Because it was not just any monster; it was Ronan Lynch’s monster. A night horror brought to vicious life. It floated up into the dark, strangely graceful once its face was out of sight.

“Damn, Ronan, damn,” Adam gasped, ducking his head. “Oh, God. You scared the shit out of me.”

Ronan smirked. He didn’t understand that Adam’s heart was actually going to explode. Adam wrapped his arms over the back of his neck, curling into a ball on the concrete, waiting to feel like he wasn’t going to die.

He heard the garage door rattle closed again. The temperature rose immediately as the wind was locked out.

A boot shoved Adam’s knee.

“Get up.”

“You ass**le,” Adam muttered, still not lifting his head.

“Get up. It wasn’t going to hurt you. I don’t know why you’re pissing yourself.”

Adam uncurled. He was slowly getting enough function back to be more annoyed than afraid. He pushed to his feet. “There’s more going on in the world than just you, Lynch.”

Ronan turned his head sideways to read the cards. “What’s this?”

“Cabeswater.”

“What the f**k is wrong with your face?”

Adam didn’t reply to this. “Why was it with you?”

“I was at the Barns. It followed the car.” Ronan prowled around the Pontiac, peering at the process inside with a disinterested lack of comprehension. Chainsaw flapped down to crouch on the engine block, head ducked.

“Don’t,” Ronan warned. “That’s toxic.”

Adam wanted to ask what it was that Ronan had been doing at the Barns all of these days and evenings, but he didn’t press. The Barns was Ronan’s family business, and family was private.

“I saw your shitbox in the lot on the way back,” Ronan said. “And I figured, anything to avoid Malory for a few more minutes.”

“Touching.”

“What do you think of the idea of researching Greenmantle’s spiderweb? Possible? Not possible?”

“Anything’s possible.”

“Do it, then, for me,” Ronan said.

Adam laughed in disbelief. “Do it for you! Some of us have homework, you know.”

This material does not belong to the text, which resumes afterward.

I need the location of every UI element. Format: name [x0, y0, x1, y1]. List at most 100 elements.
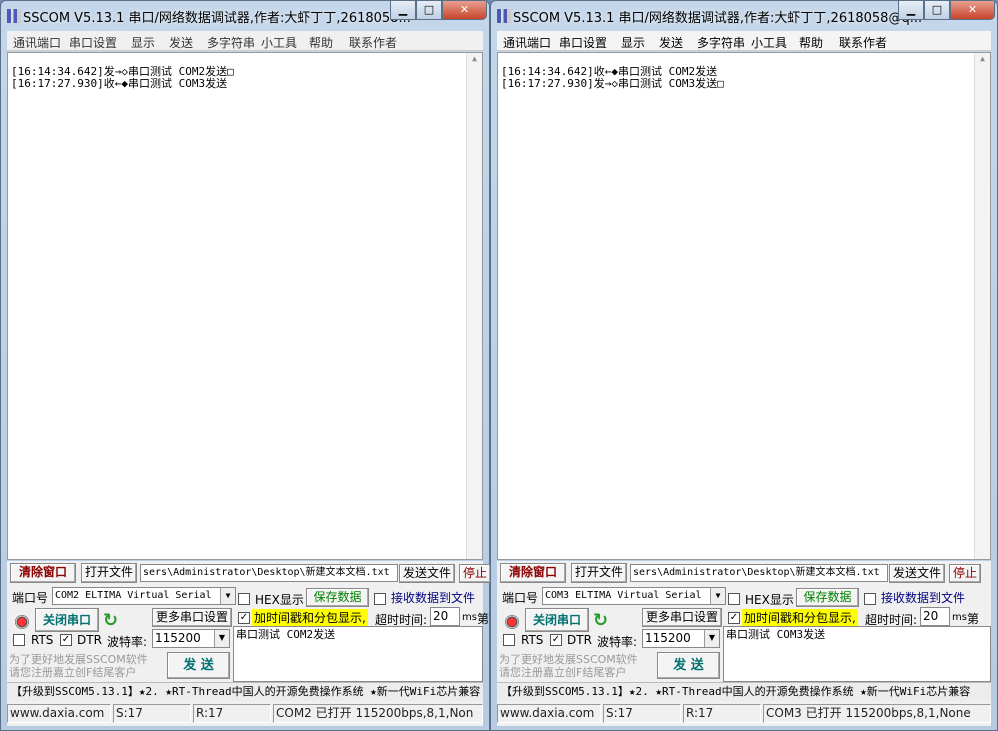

“Homework! What’s the point?”

“Passing grades? Graduation?”

Ronan swore in a way that indicated further disinterest.

“Are you just trying to make me angry?” Adam asked.

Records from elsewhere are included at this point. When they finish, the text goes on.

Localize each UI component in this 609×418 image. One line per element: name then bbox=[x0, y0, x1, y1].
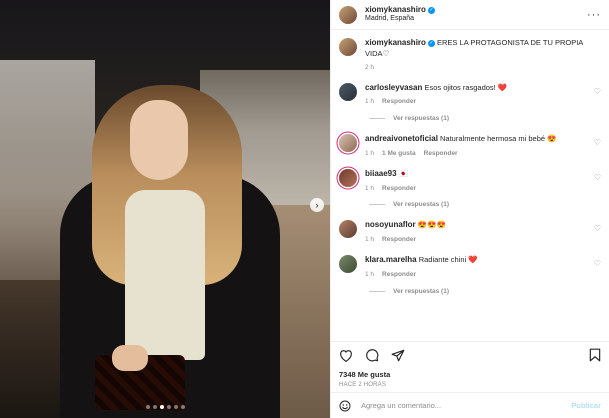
comment-username[interactable]: klara.marelha bbox=[365, 255, 417, 264]
comment-username[interactable]: nosoyunaflor bbox=[365, 220, 416, 229]
reply-button[interactable]: Responder bbox=[382, 98, 416, 107]
photo-subject-top bbox=[125, 190, 205, 360]
heart-icon[interactable]: ♡ bbox=[594, 83, 601, 96]
caption-username[interactable]: xiomykanashiro bbox=[365, 38, 426, 47]
carousel-dot bbox=[166, 405, 171, 409]
comment-avatar[interactable] bbox=[339, 220, 357, 239]
view-replies-button[interactable]: Ver respuestas (1) bbox=[369, 115, 601, 122]
instagram-post: › xiomykanashiro ✓ Madrid, España ··· xi… bbox=[0, 0, 609, 418]
comment-username[interactable]: carlosleyvasan bbox=[365, 83, 422, 92]
carousel-dot bbox=[145, 405, 150, 409]
comment-item: andreaivonetoficial Naturalmente hermosa… bbox=[339, 134, 601, 159]
verified-badge-icon: ✓ bbox=[427, 6, 435, 14]
comment-item: carlosleyvasan Esos ojitos rasgados! ❤️ … bbox=[339, 82, 601, 108]
photo-subject-hand bbox=[112, 345, 148, 371]
comment-item: klara.marelha Radiante chini ❤️ 1 h Resp… bbox=[339, 254, 601, 280]
comment-item: biiaae93 🇯🇵 1 h Responder ♡ bbox=[339, 168, 601, 194]
comment-text: Radiante chini ❤️ bbox=[418, 254, 478, 264]
verified-badge-icon: ✓ bbox=[427, 39, 435, 47]
view-replies-label[interactable]: Ver respuestas (1) bbox=[393, 115, 449, 122]
caption-avatar[interactable] bbox=[339, 38, 357, 56]
comment-text: 🇯🇵 bbox=[398, 168, 409, 178]
post-caption: xiomykanashiro ✓ ERES LA PROTAGONISTA DE … bbox=[339, 38, 601, 73]
reply-button[interactable]: Responder bbox=[382, 185, 416, 194]
carousel-indicator bbox=[0, 405, 330, 409]
carousel-dot bbox=[173, 405, 178, 409]
view-replies-button[interactable]: Ver respuestas (1) bbox=[369, 201, 601, 208]
carousel-dot bbox=[180, 405, 185, 409]
add-comment-bar: Publicar bbox=[331, 392, 609, 418]
post-sidebar: xiomykanashiro ✓ Madrid, España ··· xiomy… bbox=[330, 0, 609, 418]
photo-subject-face bbox=[130, 100, 188, 180]
divider bbox=[369, 118, 385, 120]
view-replies-label[interactable]: Ver respuestas (1) bbox=[393, 201, 449, 208]
comment-avatar[interactable] bbox=[339, 254, 357, 273]
comment-likes[interactable]: 1 Me gusta bbox=[382, 150, 416, 159]
comment-time[interactable]: 1 h bbox=[365, 98, 374, 107]
comment-avatar[interactable] bbox=[339, 168, 357, 187]
post-header: xiomykanashiro ✓ Madrid, España ··· bbox=[331, 0, 609, 30]
more-options-icon[interactable]: ··· bbox=[587, 9, 601, 21]
heart-icon[interactable]: ♡ bbox=[594, 134, 601, 147]
post-media[interactable]: › bbox=[0, 0, 330, 418]
comment-time[interactable]: 1 h bbox=[365, 271, 374, 280]
comment-time[interactable]: 1 h bbox=[365, 236, 374, 245]
post-timestamp[interactable]: Hace 2 horas bbox=[339, 382, 601, 388]
chevron-right-icon[interactable]: › bbox=[310, 198, 324, 212]
share-icon[interactable] bbox=[391, 349, 405, 362]
comment-text: Naturalmente hermosa mi bebé 😍 bbox=[440, 134, 557, 144]
comment-username[interactable]: andreaivonetoficial bbox=[365, 134, 438, 143]
reply-button[interactable]: Responder bbox=[382, 236, 416, 245]
author-username[interactable]: xiomykanashiro bbox=[365, 5, 426, 14]
comment-avatar[interactable] bbox=[339, 134, 357, 153]
view-replies-button[interactable]: Ver respuestas (1) bbox=[369, 288, 601, 295]
heart-icon[interactable]: ♡ bbox=[594, 255, 601, 268]
publish-button[interactable]: Publicar bbox=[571, 401, 601, 410]
comment-avatar[interactable] bbox=[339, 82, 357, 101]
author-avatar[interactable] bbox=[339, 5, 357, 24]
reply-button[interactable]: Responder bbox=[382, 271, 416, 280]
comment-text: Esos ojitos rasgados! ❤️ bbox=[424, 82, 508, 92]
bookmark-icon[interactable] bbox=[589, 348, 601, 362]
emoji-icon[interactable] bbox=[339, 400, 351, 412]
carousel-dot-active bbox=[159, 405, 164, 409]
divider bbox=[369, 204, 385, 206]
comment-item: nosoyunaflor 😍😍😍 1 h Responder ♡ bbox=[339, 220, 601, 245]
comment-time[interactable]: 1 h bbox=[365, 150, 374, 159]
carousel-dot bbox=[152, 405, 157, 409]
heart-icon[interactable]: ♡ bbox=[594, 169, 601, 182]
view-replies-label[interactable]: Ver respuestas (1) bbox=[393, 288, 449, 295]
heart-icon[interactable] bbox=[339, 349, 353, 362]
post-location[interactable]: Madrid, España bbox=[365, 15, 435, 24]
post-actions: 7348 Me gusta Hace 2 horas bbox=[331, 341, 609, 392]
reply-button[interactable]: Responder bbox=[424, 150, 458, 159]
comment-time[interactable]: 1 h bbox=[365, 185, 374, 194]
comments-list[interactable]: xiomykanashiro ✓ ERES LA PROTAGONISTA DE … bbox=[331, 30, 609, 341]
comment-username[interactable]: biiaae93 bbox=[365, 169, 397, 178]
comment-icon[interactable] bbox=[365, 348, 379, 362]
heart-icon[interactable]: ♡ bbox=[594, 220, 601, 233]
likes-count[interactable]: 7348 Me gusta bbox=[339, 370, 601, 379]
caption-time: 2 h bbox=[365, 63, 375, 71]
divider bbox=[369, 290, 385, 292]
comment-input[interactable] bbox=[361, 401, 562, 410]
comment-text: 😍😍😍 bbox=[417, 220, 446, 230]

Ronan picked up a socket from the worktable on the other side of the Pontiac. He studied it in a way that suggested he contemplated its merit as a weapon. “Aglionby is kind of pointless for people like us.”

“What is ‘people like us’?”

“I’m not going to use it,” Ronan said, “to get some job with a tie —” He made a hanging motion above his neck, head tilted. “And you could find a way to make the ley line work for you since you’ve already bargained with it.”

Adam retorted, “What’s it you see me doing right now? Where is it we even are?”

“Insultingly close to that Toyota is where I am.”